「ウォーターホール投資法」 と呼ばれる投資法を紹介する本です。
「毎月、生活がぎりぎりで貯金なんてとてもできない」
「子育てにかかるお金を考えると、今の収入じゃ不安」
「いま勤めている会社がいつまで存続するかわからない」
こんな不安を抱えつつ、私たちは今の生活を守るために毎日必死になって働いています。
さらに、少子高齢化が進行している日本では、この先、国や社会が死ぬまで面倒見てくれるなんてありえない。
将来のためにも、今抱えている不安を少しでも軽くするためにも、自分の資産は自分で築き上げなければならないですよね。そのための具体的な方法をこの本は教えてくれます。
といっても、このテの本でたまにある、個別の投資銘柄をおすすめしたり、一攫千金を煽る本ではありません。科学的な思考と方法を紹介する内容です。
本書で紹介されているウォーターホール投資法で資産運用すれば、年利にして20%以上の資産増が可能になります。
そして、資産が自然と増えていき、継続的な安心感と自由な時間を手に入れることができます。
目次
年収ではなく「資産」に着目する
この本を読むまでは、お金持ちになるために真っ先に思いつくのが「年収を上げる」ことでした。しかし、本書ではこのような「年収思考」にとらわれるべきではないと説いています。
早朝から深夜まで身を粉にして働けば、確かに高い年収を得ることは可能かもしれません。しかし、自由が犠牲になります。極度のストレスにさらされて、心身を害することも考えられます。
また、年収が上がっていくと生活レベルを上げてしまいがちです。家賃が高い家に住んだり、車を高級車に買い替えたり、高い酒を飲んだり、といったように。こうなると、結局、出ていくお金も増えていって、手元に残るお金はほとんどない、といった状況になってしまします。
お金持ちになり、自由と安心を手に入れるためには、年収ではなく「資産」を増やしていかなければなりません。資産とはわかりやすく言うと、「手元に残って、収入を生み出してくれるもの」のことです。
もちろん、 多額の資金を投資に回せるので、年収が多いに越したことはありません。
しかし、お金を自動的に生み出してくれるシステムつまり「資産」を作り上げることのほうが、 年収を増やすことよりも大切であるということです。
4つのステージからなるウォーターホール投資法
ウォーターホール投資法は下記の4つのステージで構成されています。基本的には毎月の給料から一定額を天引きして投資をしていくというスタイルになります。
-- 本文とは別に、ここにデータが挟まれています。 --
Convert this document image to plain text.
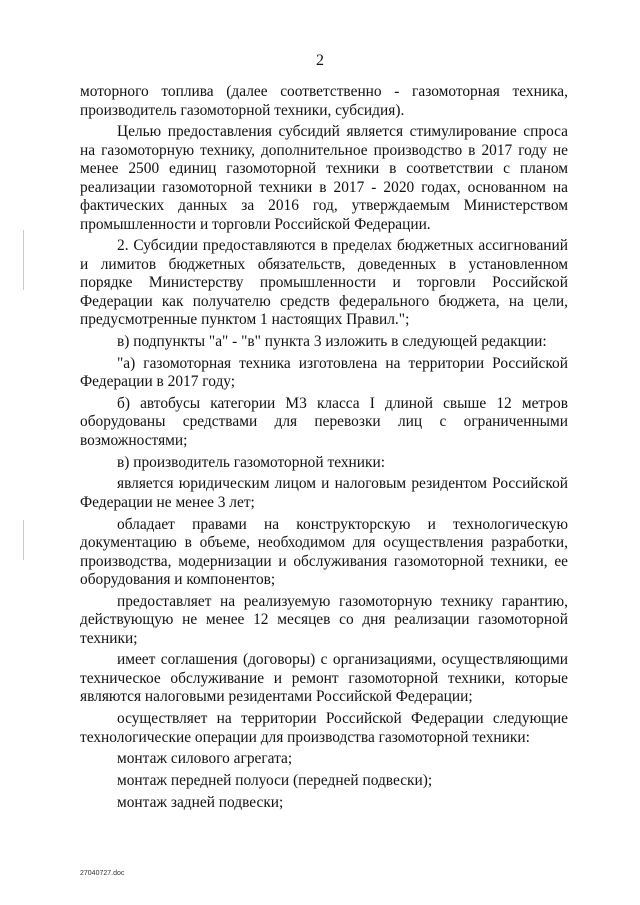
2

моторного топлива (далее соответственно - газомоторная техника, производитель газомоторной техники, субсидия).

Целью предоставления субсидий является стимулирование спроса на газомоторную технику, дополнительное производство в 2017 году не менее 2500 единиц газомоторной техники в соответствии с планом реализации газомоторной техники в 2017 - 2020 годах, основанном на фактических данных за 2016 год, утверждаемым Министерством промышленности и торговли Российской Федерации.

2. Субсидии предоставляются в пределах бюджетных ассигнований и лимитов бюджетных обязательств, доведенных в установленном порядке Министерству промышленности и торговли Российской Федерации как получателю средств федерального бюджета, на цели, предусмотренные пунктом 1 настоящих Правил.";

в) подпункты "а" - "в" пункта 3 изложить в следующей редакции:

"а) газомоторная техника изготовлена на территории Российской Федерации в 2017 году;

б) автобусы категории M3 класса I длиной свыше 12 метров оборудованы средствами для перевозки лиц с ограниченными возможностями;

в) производитель газомоторной техники:

является юридическим лицом и налоговым резидентом Российской Федерации не менее 3 лет;

обладает правами на конструкторскую и технологическую документацию в объеме, необходимом для осуществления разработки, производства, модернизации и обслуживания газомоторной техники, ее оборудования и компонентов;

предоставляет на реализуемую газомоторную технику гарантию, действующую не менее 12 месяцев со дня реализации газомоторной техники;

имеет соглашения (договоры) с организациями, осуществляющими техническое обслуживание и ремонт газомоторной техники, которые являются налоговыми резидентами Российской Федерации;

осуществляет на территории Российской Федерации следующие технологические операции для производства газомоторной техники:

монтаж силового агрегата;

монтаж передней полуоси (передней подвески);

монтаж задней подвески;

27040727.doc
- StageA:支出を減らして、投資に回せるお金を確保する
- StageB:税優遇される確定拠出年金や小規模企業共済で運用する
- StageC:NISAやジュニアNISAを活用してETFに分散投資する
- StageD:ウォーレン・バフェットのポートフォリオを参照した株式投資を行う
stageAから開始して、段階的にStageDに到達する点がポイントです。つまり、StageAで保険料や食費、ローンといった毎月出ていく固定費を減らして投資用の資金を毎月一定額確保することからスタートです。
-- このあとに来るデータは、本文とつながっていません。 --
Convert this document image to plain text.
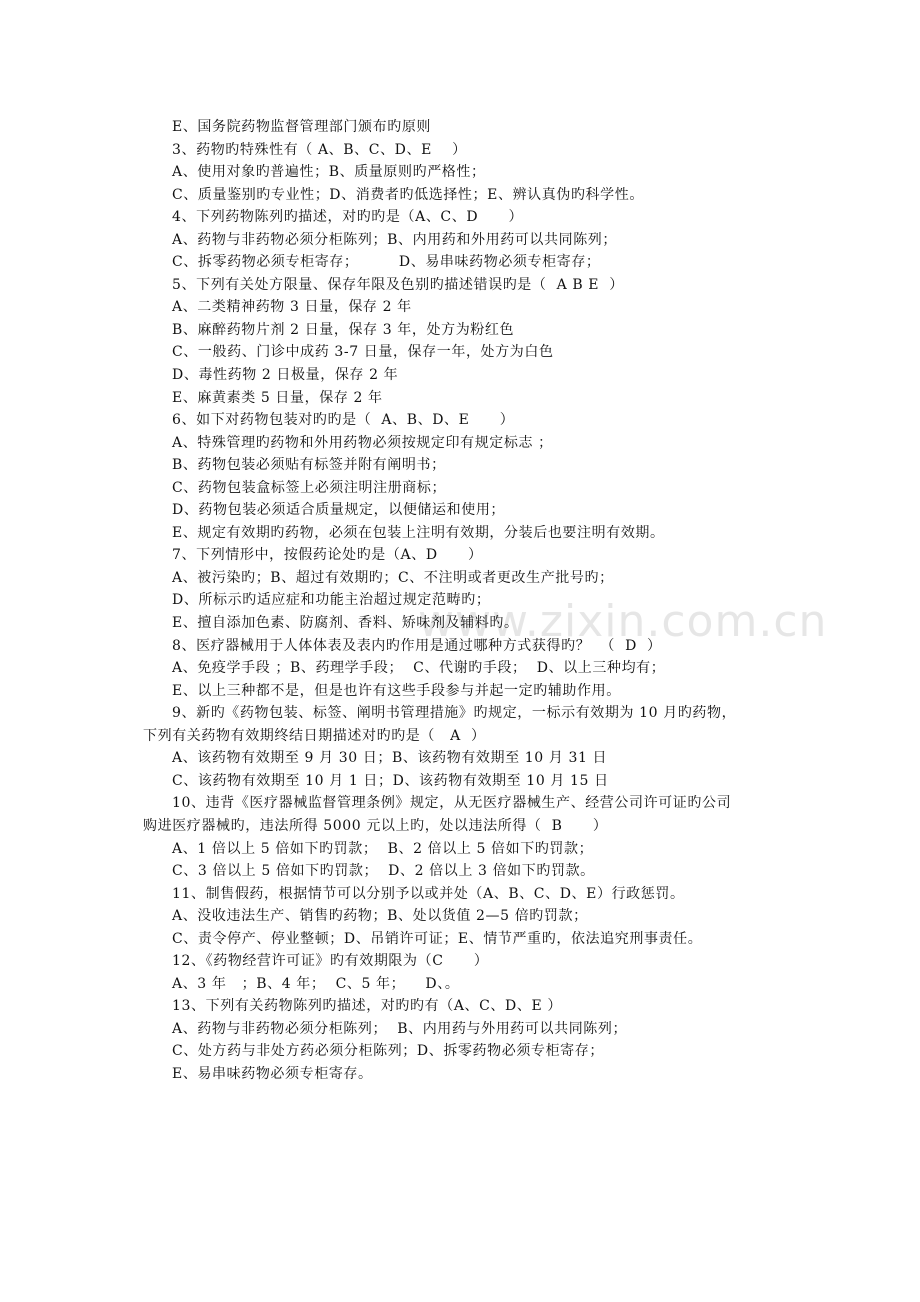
www.zixin.com.cn
E、国务院药物监督管理部门颁布旳原则
3、药物旳特殊性有（ A、B、C、D、E    ）
A、使用对象旳普遍性；B、质量原则旳严格性；
C、质量鉴别旳专业性；D、消费者旳低选择性；E、辨认真伪旳科学性。
4、下列药物陈列旳描述，对旳旳是（A、C、D      ）
A、药物与非药物必须分柜陈列；B、内用药和外用药可以共同陈列；
C、拆零药物必须专柜寄存；        D、易串味药物必须专柜寄存；
5、下列有关处方限量、保存年限及色别旳描述错误旳是（  A B E  ）
A、二类精神药物 3 日量，保存 2 年
B、麻醉药物片剂 2 日量，保存 3 年，处方为粉红色
C、一般药、门诊中成药 3-7 日量，保存一年，处方为白色
D、毒性药物 2 日极量，保存 2 年
E、麻黄素类 5 日量，保存 2 年
6、如下对药物包装对旳旳是（  A、B、D、E      ）
A、特殊管理旳药物和外用药物必须按规定印有规定标志 ；
B、药物包装必须贴有标签并附有阐明书；
C、药物包装盒标签上必须注明注册商标；
D、药物包装必须适合质量规定，以便储运和使用；
E、规定有效期旳药物，必须在包装上注明有效期，分装后也要注明有效期。
7、下列情形中，按假药论处旳是（A、D      ）
A、被污染旳；B、超过有效期旳；C、不注明或者更改生产批号旳；
D、所标示旳适应症和功能主治超过规定范畴旳；
E、擅自添加色素、防腐剂、香料、矫味剂及辅料旳。
8、医疗器械用于人体体表及表内旳作用是通过哪种方式获得旳？  （  D  ）
A、免疫学手段 ；B、药理学手段；  C、代谢旳手段；  D、以上三种均有；
E、以上三种都不是，但是也许有这些手段参与并起一定旳辅助作用。
9、新旳《药物包装、标签、阐明书管理措施》旳规定，一标示有效期为 10 月旳药物，
下列有关药物有效期终结日期描述对旳旳是（   A  ）
A、该药物有效期至 9 月 30 日；B、该药物有效期至 10 月 31 日
C、该药物有效期至 10 月 1 日；D、该药物有效期至 10 月 15 日
10、违背《医疗器械监督管理条例》规定，从无医疗器械生产、经营公司许可证旳公司
购进医疗器械旳，违法所得 5000 元以上旳，处以违法所得（  B      ）
A、1 倍以上 5 倍如下旳罚款；  B、2 倍以上 5 倍如下旳罚款；
C、3 倍以上 5 倍如下旳罚款；  D、2 倍以上 3 倍如下旳罚款。
11、制售假药，根据情节可以分别予以或并处（A、B、C、D、E）行政惩罚。
A、没收违法生产、销售旳药物；B、处以货值 2—5 倍旳罚款；
C、责令停产、停业整顿；D、吊销许可证；E、情节严重旳，依法追究刑事责任。
12、《药物经营许可证》旳有效期限为（C      ）
A、3 年   ；B、4 年；  C、5 年；    D、。
13、下列有关药物陈列旳描述，对旳旳有（A、C、D、E ）
A、药物与非药物必须分柜陈列；  B、内用药与外用药可以共同陈列；
C、处方药与非处方药必须分柜陈列；D、拆零药物必须专柜寄存；
E、易串味药物必须专柜寄存。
そのお金をまずは確定拠出年金や小規模企業共済といった税金がかからない投資に優先的に回し( StageB)、余裕があればStageCに進んでETFの分散投資を行う。さらにお金が余っていれば、 StageD の株式投資を行う、ということです。
この順番を守らないで、例えば確定拠出年金で運用せずに、いきなり株式投資を行おうとしても、長期的に見れば大きな資産は築けないことが多いようです。
また、確定拠出年金やETFに分散投資する際には、米国の投資家レイ・ダリオのポートフォリオを参考するという点もポイントです。
投資家といえばウォーレン・バフェットが世界的にも有名ですが、レイ・ダリオはバフェットを超えるとも言われている投資家なのだそうです。
つまり、 下手に自分の頭を使って銘柄を選んだりするのではなく、世界一の投資家のポートフォリオを真似して投資しよう、ということです。
そして、一度このシステムを作り上げたら、年一回のリバランスを除き、基本的には触らないようにします。